Мозг против мозга. Mind vs brain — страница 38 из 41

Эрнест Резерфорд менее чем за десять лет до первого взрыва атомной бомбы сказал, что практическое применение его науки будет не ранее чем через сто лет. Франклин Рузвельт в начале сороковых созвал совещание экспертов с задачей прогнозирования путей развития науки. Ни один их прогноз не сбылся. С другой стороны, вера А.Ф. Иоффе в талант Курчатова позволила существовать его бессмысленной с прикладной точки зрения лаборатории, и уже в 1947 году в СССР появилась атомная бомба. Аналогичная история с лазерами. Лабораторию А.М. Прохорова хотели закрыть за неперспективностью.
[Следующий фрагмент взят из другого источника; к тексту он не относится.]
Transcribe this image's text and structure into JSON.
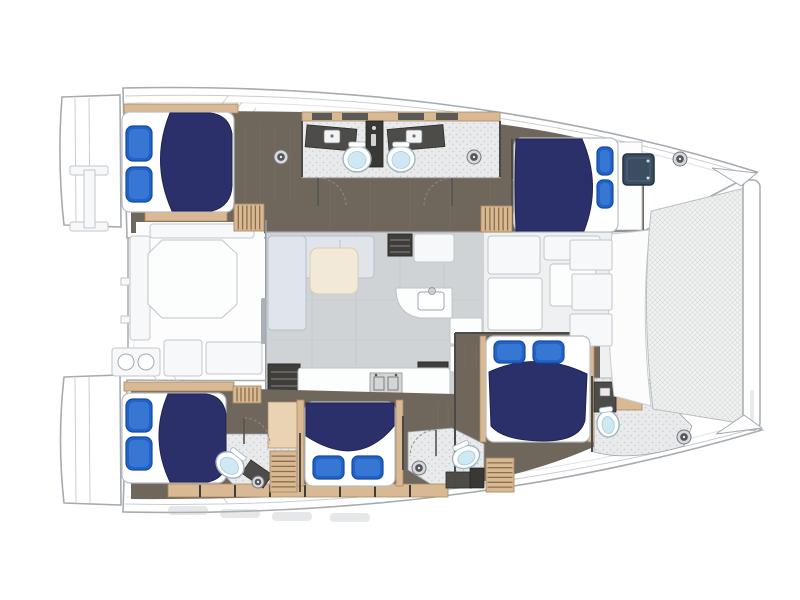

Кстати, так же, как и лабораторию его американского коллеги Ч. Таунса. Если знаешь, как делать и что приблизительно получишь, то это уже не наука. Наука – это когда задаешь вопрос, ответа на который предсказать не можешь.

Необходимо разобраться со старением мозга. Это не просто задача продления жизни – это проблема творческого долголетия. Я думаю, ее решение лежит на пути исследования функционирования механизма детектора ошибок. Огромная задача в исследовании мозга – понять механизм психических заболеваний и их причины. Я рассказал о лечении навязчивых состояний (обсессивно-компульсивных расстройств), но подавляющее число заболеваний мы не только не можем лечить, но даже не знаем механизмов, вызывающих их причины. До недавнего времени диагностика заключалась в беседе с психиатром. Вдумайтесь. Вы приходите к неврологу, и вас тут же посылают на дюжину инструментальных обследований, на основании которых врач ставит диагноз. Кардиолог только обследование проводит в течение недели. А психиатр – на основании разговора!

Почему? Психиатры не оперируют объективными показателями. В последнее время появились работы, показывающие зависимость некоторых показателей активности мозга и психических отклонений. Эти исследования – дело будущего.

Я вспоминаю, как в семидесятые годы мы мерили межимпульсные интервалы нейронов, выведенные на самописец, линейкой, и тогда были открыты некоторые закономерности. Сейчас мы легко, за минуты, обрабатываем гигабайты информации. У нас было несколько электродов на скальпе – сейчас мы видим активность практически всего мозга. Как же хочется узнать, что мы сможем завтра!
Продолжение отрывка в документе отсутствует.